• Hannes (unregistered) in reply to no laughing matter
    no laughing matter:
    standers usually get hit as well:
    Heartbeat (Played by Nicolas Cage): "Are you still there?"
    FTFY!

    Refixed that for you!

    "Heartbleed" is what the bug in "Heartbeat" was called.

  • Paul (unregistered) in reply to alanis morissette

    Better educated - or enculturated - speakers often use finer distinctions of vocabulary, or nuisances of grammar or idiom, than an average speaker of the language. (That is, a word sometimes has a more precise meaning in some contexts - even for the same speaker.)

    There are, as I understand it, examples of non-gradual (or very rapid) changes in the meanings of certain words. Margaret Thatcher once used a word in a speech incorrectly - given the generally accepted meaning at the time. The meaning she implied is now the usual meaning of that word in British English, and it has been argued that the modified meaning derives from this one 'mutation' event. I think the word was 'procrastinate' but I'm not certain.

  • Maurizio (unregistered) in reply to snoofle

    [quote user="snoofle"][quote user="Gumpy Gus"] ... Lots of folks make a pretty good income fixing the mistakes that new Legions of Idiots keep repeating...[/quote]

    That's us, right ?

    Maurizio

    PS: at the end, WTFs look very good for the economy :->

  • Alex Papadumbass (unregistered)

    Oh dear, they implemented a grid management system without reading an Operating Systems textbook?! Deadlock, anyone? Anyone?

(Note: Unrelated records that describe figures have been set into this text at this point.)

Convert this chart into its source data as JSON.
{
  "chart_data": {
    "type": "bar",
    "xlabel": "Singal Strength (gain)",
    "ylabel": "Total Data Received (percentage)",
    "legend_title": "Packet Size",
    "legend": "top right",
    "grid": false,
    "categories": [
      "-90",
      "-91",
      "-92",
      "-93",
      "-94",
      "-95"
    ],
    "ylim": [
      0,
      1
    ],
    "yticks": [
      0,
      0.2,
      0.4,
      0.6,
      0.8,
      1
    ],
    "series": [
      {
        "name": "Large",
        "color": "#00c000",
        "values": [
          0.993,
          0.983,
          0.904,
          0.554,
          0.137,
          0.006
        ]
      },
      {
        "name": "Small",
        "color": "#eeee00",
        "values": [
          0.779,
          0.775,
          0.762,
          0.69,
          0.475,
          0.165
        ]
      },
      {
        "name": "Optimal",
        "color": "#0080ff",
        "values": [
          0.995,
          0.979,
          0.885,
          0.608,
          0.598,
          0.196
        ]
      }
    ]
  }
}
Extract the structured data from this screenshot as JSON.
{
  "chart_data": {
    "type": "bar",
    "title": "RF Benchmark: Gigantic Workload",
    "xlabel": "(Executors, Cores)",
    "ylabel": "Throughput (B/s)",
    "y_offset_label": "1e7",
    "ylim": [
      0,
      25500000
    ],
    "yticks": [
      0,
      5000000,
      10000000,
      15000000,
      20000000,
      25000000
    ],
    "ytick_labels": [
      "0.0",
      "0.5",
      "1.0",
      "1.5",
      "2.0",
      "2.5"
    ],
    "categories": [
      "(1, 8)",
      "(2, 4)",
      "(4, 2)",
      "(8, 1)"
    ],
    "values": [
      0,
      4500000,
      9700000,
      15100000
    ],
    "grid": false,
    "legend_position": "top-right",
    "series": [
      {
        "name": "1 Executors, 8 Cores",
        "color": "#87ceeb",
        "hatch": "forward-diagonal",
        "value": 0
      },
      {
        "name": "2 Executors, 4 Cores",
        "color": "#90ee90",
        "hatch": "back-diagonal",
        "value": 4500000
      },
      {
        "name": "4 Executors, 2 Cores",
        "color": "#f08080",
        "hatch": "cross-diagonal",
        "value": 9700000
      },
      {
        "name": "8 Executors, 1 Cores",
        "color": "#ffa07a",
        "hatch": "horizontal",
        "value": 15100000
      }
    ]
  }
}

  • kbar (unregistered) in reply to Gumpy Gus

    It sounds like someone tried to invent batch jobs and JCL. I remember specifying how much memory and disk space (in cylinders or volumes) the job would need. The scheduler would then manage allocating resources and starting the job. I believe this problem was completely solved by the early 70's.

    The only thing this grid is missing is requiring that the requirements be specified in columns 1-72 and sequence numbers go in columns 73-80. Oh, the good old days of the 029 card punch.

  • (cs) in reply to alanis morissette
    alanis morissette:
    all those people who use the words irony and ironic incorrectly...

    Generally, people who complain that others are using "irony" or "ironic" incorrectly (besides being naive prescriptivists) are people who have no idea what "irony" means etymologically, or has historically meant in common English usage, or what it means as a term of art in rhetoric or (structural) linguistics.

    Irony is one of the master tropes. It could be considered the master trope, since all non-literal usage can be construed as irony in some sense. In fact, irony is essential to language use in an information-theoretic sense, because it is simply a violation of expectation, and if there's no violation of expectation, then the message contains no information.

    So, ironically, every non-trivial utterance is in some degree ironic.

    And yes, all of Alanis' examples in that song are ironic, even in the traditional rhetorical sense.

  • foxyshadis (unregistered) in reply to Dale
    Dale:
    And for that matter, when things were going wrong, people didn't *first* look at the logging of the part of the system that was finally being put under production load.
    What makes you think people weren't? This is the classic political problem where the new system that will solve everything while saving money -- only to make things worse -- so of course every attempt to look into the true cause was shut down until everyone was revolting over it.
  • SB (unregistered) in reply to Gumpy Gus

    Wait, when did "Mexican Standoff" become politically incorrect?